Eternal Fractal #8, Black Hole, Eternal Fractal #9, 2019, Acrylic on Canvas, each 60 x 60 inches. Gallery installation view. Photo courtesy of Birch Thomas.

The artist’s signature triangular forms are absent from Folded Space 1 and Folded Space 2 hanging along the same wall.  Instead, here Wine creates crisp vertical and horizontal lines of gold metallic paint on a black background. Upon closer examination, the dark canvas contains subtle concentric squares of metallic and matte paint.  The effect of the squares and the gold bars of various widths draw your eyes to the center like a tunnel.

Folded Space 1 and Folded Space 2, 2019, Acrylic on Canvas, each 40 x 40 inches. Photo courtesy of Birch Thomas.

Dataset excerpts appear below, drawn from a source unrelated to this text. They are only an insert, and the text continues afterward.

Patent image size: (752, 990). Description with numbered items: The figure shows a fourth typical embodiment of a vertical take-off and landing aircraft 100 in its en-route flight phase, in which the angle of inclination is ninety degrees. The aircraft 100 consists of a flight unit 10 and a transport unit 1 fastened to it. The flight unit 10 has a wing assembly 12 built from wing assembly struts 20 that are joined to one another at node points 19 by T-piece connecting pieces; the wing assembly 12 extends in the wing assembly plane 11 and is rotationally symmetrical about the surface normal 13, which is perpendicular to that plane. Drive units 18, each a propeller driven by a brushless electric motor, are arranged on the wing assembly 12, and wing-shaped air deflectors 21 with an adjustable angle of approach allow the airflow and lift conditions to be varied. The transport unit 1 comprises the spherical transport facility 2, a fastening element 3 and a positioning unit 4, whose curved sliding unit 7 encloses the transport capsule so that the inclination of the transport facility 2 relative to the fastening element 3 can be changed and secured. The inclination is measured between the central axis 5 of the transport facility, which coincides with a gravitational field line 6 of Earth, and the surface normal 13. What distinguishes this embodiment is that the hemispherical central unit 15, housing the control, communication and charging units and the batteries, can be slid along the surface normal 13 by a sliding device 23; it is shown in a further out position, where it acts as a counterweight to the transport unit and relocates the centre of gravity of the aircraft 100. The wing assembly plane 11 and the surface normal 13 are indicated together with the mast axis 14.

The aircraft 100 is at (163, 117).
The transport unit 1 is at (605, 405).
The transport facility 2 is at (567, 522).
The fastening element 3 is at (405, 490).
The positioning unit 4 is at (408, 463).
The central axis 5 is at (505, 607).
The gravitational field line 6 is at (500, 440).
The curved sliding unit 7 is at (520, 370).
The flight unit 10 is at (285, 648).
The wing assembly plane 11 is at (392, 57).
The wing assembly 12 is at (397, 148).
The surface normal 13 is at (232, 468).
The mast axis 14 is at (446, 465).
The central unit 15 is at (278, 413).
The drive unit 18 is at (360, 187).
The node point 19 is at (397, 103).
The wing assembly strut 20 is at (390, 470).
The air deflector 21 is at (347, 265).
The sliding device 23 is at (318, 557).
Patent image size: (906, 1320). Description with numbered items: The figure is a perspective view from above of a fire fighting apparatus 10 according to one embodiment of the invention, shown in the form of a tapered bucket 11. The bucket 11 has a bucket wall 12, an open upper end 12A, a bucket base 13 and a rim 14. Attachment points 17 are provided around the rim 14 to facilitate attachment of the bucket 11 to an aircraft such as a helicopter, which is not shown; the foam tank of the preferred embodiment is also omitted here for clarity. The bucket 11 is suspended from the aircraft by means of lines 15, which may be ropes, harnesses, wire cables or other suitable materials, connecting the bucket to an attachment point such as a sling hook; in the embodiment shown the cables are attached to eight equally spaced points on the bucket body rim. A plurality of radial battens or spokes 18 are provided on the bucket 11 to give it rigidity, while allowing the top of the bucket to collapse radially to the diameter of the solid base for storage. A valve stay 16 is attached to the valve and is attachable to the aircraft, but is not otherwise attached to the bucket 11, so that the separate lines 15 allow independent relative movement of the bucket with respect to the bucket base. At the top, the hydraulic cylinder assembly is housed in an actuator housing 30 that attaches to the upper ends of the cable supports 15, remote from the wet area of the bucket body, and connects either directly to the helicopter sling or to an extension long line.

As you take in the exhibit, the artist’s contemplation of the curation of her paintings becomes evident.  Her thought process in creating a group of works as part of a true series was deliberate, culminating into an experience for the viewer. Each painting provides a different perspective on space. There is continuity between the geometric shapes and the canvases they inhabit. This all comes to a peaceful conclusion with Eternal Reflection.  The concentrated fractals of gold, beige and brown dissipate outwards into soft pastels, fading into the cream background.  The work conveys a sense of calm and tranquility, and stands out in contrast to the dark energy of the rest of the show.

Eternal Reflection, 2019, Acrylic on Canvas, 36 x 36 inches. Photo courtesy of the artist.

How do you move from living in the hole to acknowledging the hole? Wine found the strength to channel her experience and start creating again.  With this exhibit, the artist reengaged herself with her creative self, and in the process has shown a universe where patterns float, fall and swirl.  She has translated a cathartic experience into one of deep space found in meditation and the contemplation of infinite possibilities.